No final, existe um placar
Podemos criar centenas de indicadores, construir dashboards sofisticados, avaliar competências, performance, potencial, metas, OKRs e KPIs. Tudo isso tem valor.
Mas existe um momento em que precisamos olhar para o placar.
A companhia avançou? O cliente ficou melhor? O projeto funcionou? A estratégia aconteceu? O resultado apareceu? Nós vencemos?
Se a resposta for não, meus indicadores individuais talvez expliquem alguma coisa. Não podem me absolver do todo. Essa é, para mim, uma das maiores diferenças entre pertencer a uma organização e simplesmente trabalhar dentro dela.

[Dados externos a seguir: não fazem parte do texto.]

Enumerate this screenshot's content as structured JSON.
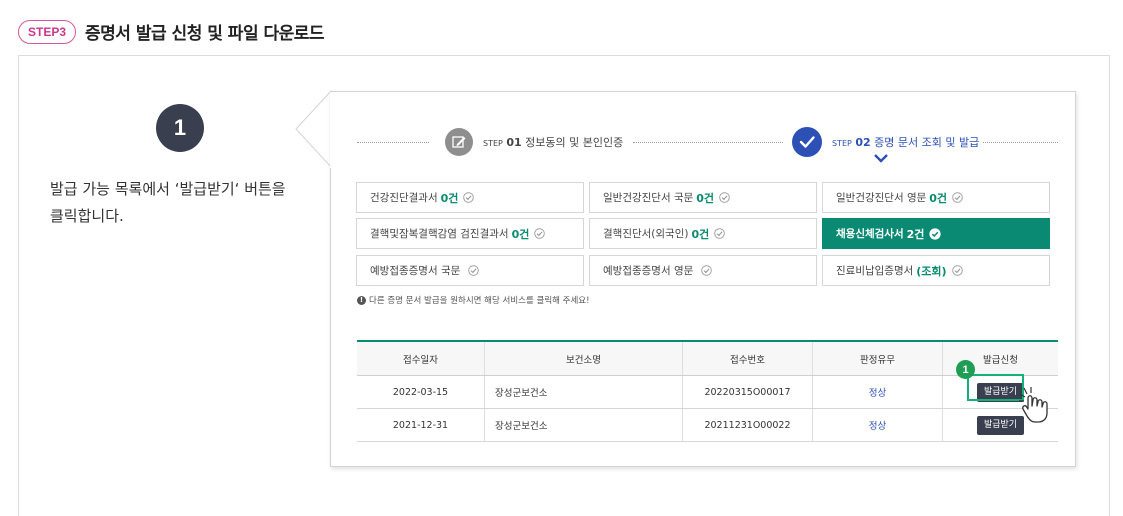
{
  "header": {
    "step_label": "STEP3",
    "title": "증명서 발급 신청 및 파일 다운로드"
  },
  "guide": {
    "number": "1",
    "instruction_line1": "발급 가능 목록에서 ‘발급받기‘ 버튼을",
    "instruction_line2": "클릭합니다."
  },
  "progress": {
    "step1": {
      "prefix": "STEP",
      "no": "01",
      "label": "정보동의 및 본인인증"
    },
    "step2": {
      "prefix": "STEP",
      "no": "02",
      "label": "증명 문서 조회 및 발급"
    }
  },
  "documents": [
    {
      "name": "건강진단결과서",
      "count": "0건"
    },
    {
      "name": "일반건강진단서 국문",
      "count": "0건"
    },
    {
      "name": "일반건강진단서 영문",
      "count": "0건"
    },
    {
      "name": "결핵및잠복결핵감염 검진결과서",
      "count": "0건"
    },
    {
      "name": "결핵진단서(외국인)",
      "count": "0건"
    },
    {
      "name": "채용신체검사서",
      "count": "2건"
    },
    {
      "name": "예방접종증명서 국문",
      "count": ""
    },
    {
      "name": "예방접종증명서 영문",
      "count": ""
    },
    {
      "name": "진료비납입증명서",
      "count": "(조회)"
    }
  ],
  "note": "다른 증명 문서 발급을 원하시면 해당 서비스를 클릭해 주세요!",
  "table": {
    "headers": [
      "접수일자",
      "보건소명",
      "접수번호",
      "판정유무",
      "발급신청"
    ],
    "rows": [
      {
        "date": "2022-03-15",
        "center": "장성군보건소",
        "number": "20220315O00017",
        "status": "정상",
        "action": "발급받기"
      },
      {
        "date": "2021-12-31",
        "center": "장성군보건소",
        "number": "20211231O00022",
        "status": "정상",
        "action": "발급받기"
      }
    ]
  },
  "callout": {
    "badge": "1"
  },
  "colors": {
    "accent_pink": "#c8388e",
    "teal": "#0a8a72",
    "blue": "#2c50b5",
    "dark": "#3a3f4f"
  },
  "icons": [
    "edit-icon",
    "check-circle-icon",
    "chevron-down-icon",
    "check-small-icon",
    "info-icon",
    "hand-pointer-icon"
  ]
}
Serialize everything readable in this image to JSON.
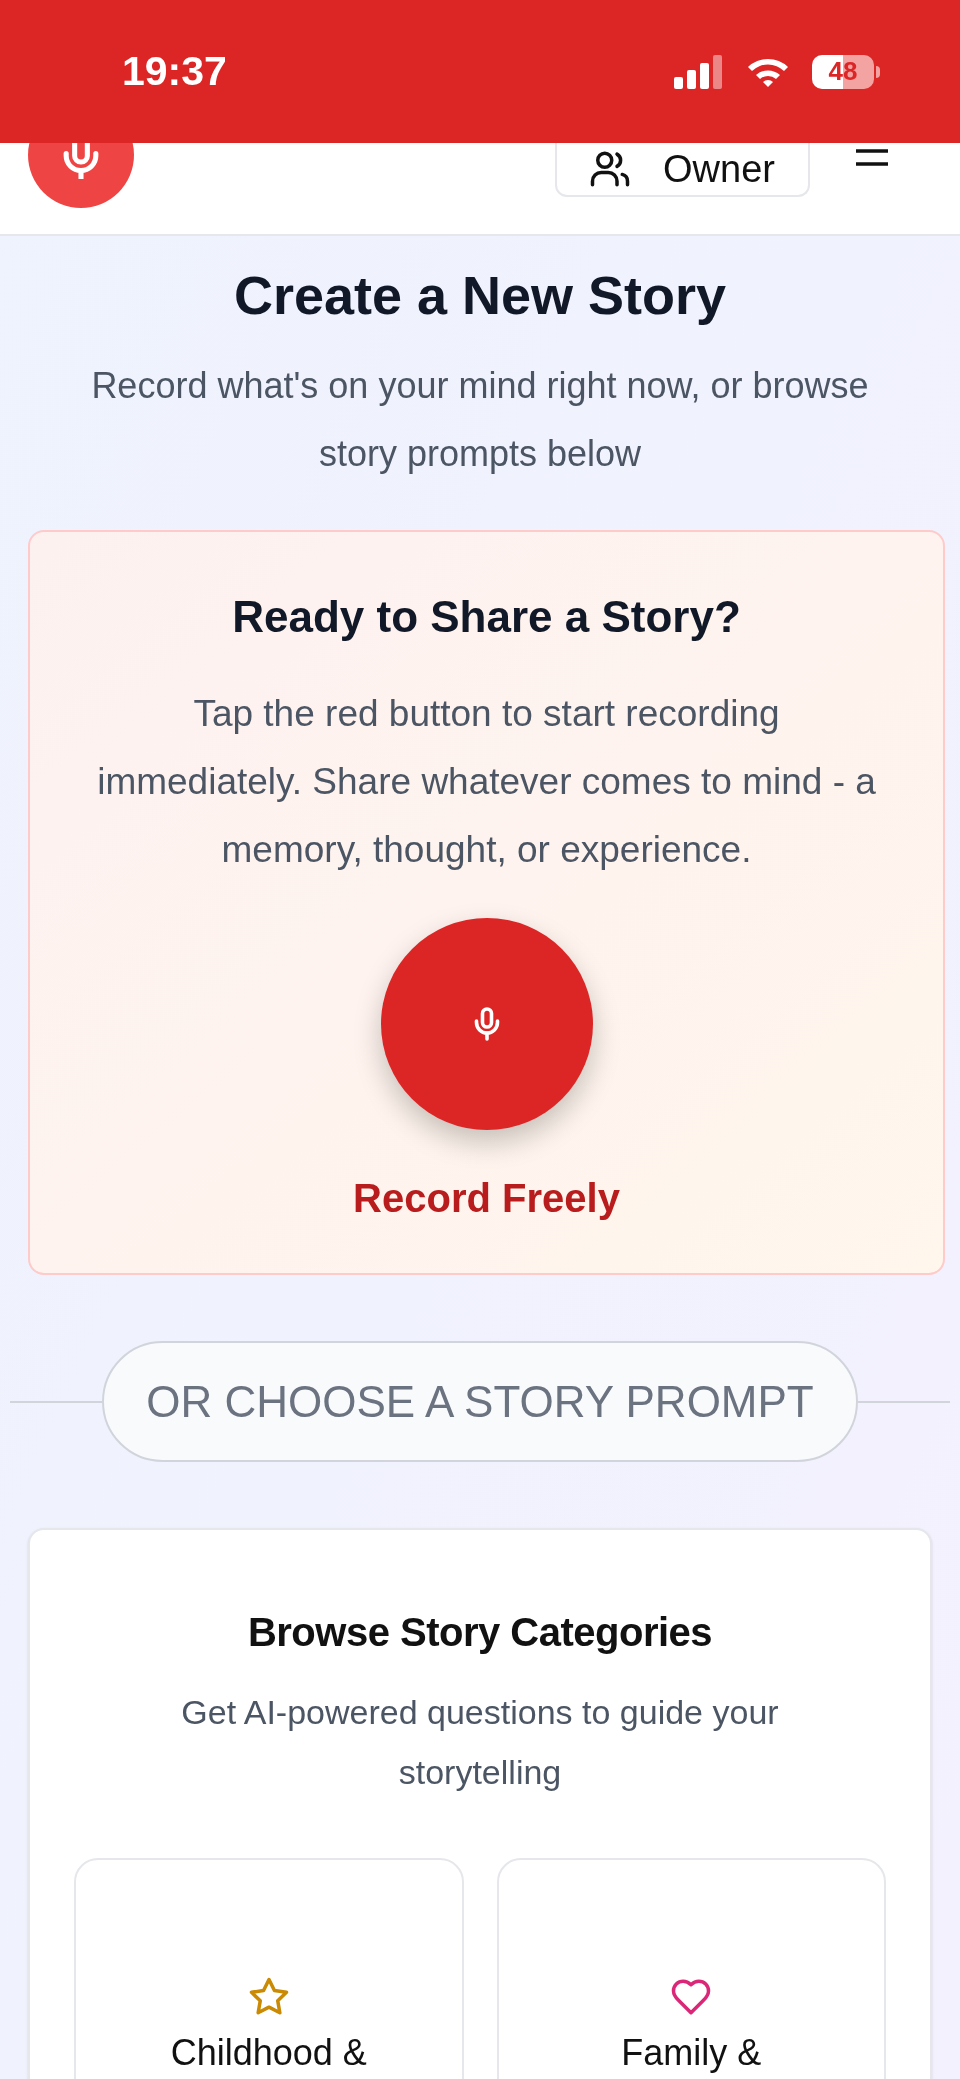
{
  "status_bar": {
    "time": "19:37",
    "battery": "48"
  },
  "header": {
    "account_button": "Owner"
  },
  "page": {
    "title": "Create a New Story",
    "subtitle": "Record what's on your mind right now, or browse story prompts below"
  },
  "record_card": {
    "title": "Ready to Share a Story?",
    "text": "Tap the red button to start recording immediately. Share whatever comes to mind - a memory, thought, or experience.",
    "button_label": "Record Freely"
  },
  "divider": {
    "label": "OR CHOOSE A STORY PROMPT"
  },
  "categories": {
    "title": "Browse Story Categories",
    "subtitle": "Get AI-powered questions to guide your storytelling",
    "items": [
      {
        "kind": "star",
        "label": "Childhood &",
        "color": "#ca8a04"
      },
      {
        "kind": "heart",
        "label": "Family &",
        "color": "#db2777"
      }
    ]
  }
}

Quando pertenço verdadeiramente ao coletivo, a derrota dele também me pertence. Mesmo quando fiz minha parte, quando meu indicador ficou verde, quando minha meta foi superada, quando eu avisei.
No futebol, ninguém precisa explicar isso ao jogador.
Quando o juiz apita o final e o placar mostra a derrota, não existe uma coluna separada dizendo:
“Mas individualmente você venceu.”
Talvez nossas empresas precisem reaprender algo que o esporte nunca esqueceu.
Há momentos em que pouco importa quem marcou o gol. Importa quem ganhou o jogo. E é justamente aí que o talento individual encontra seu limite e o espírito de time começa.
O êxito individual desaparece no fracasso coletivo.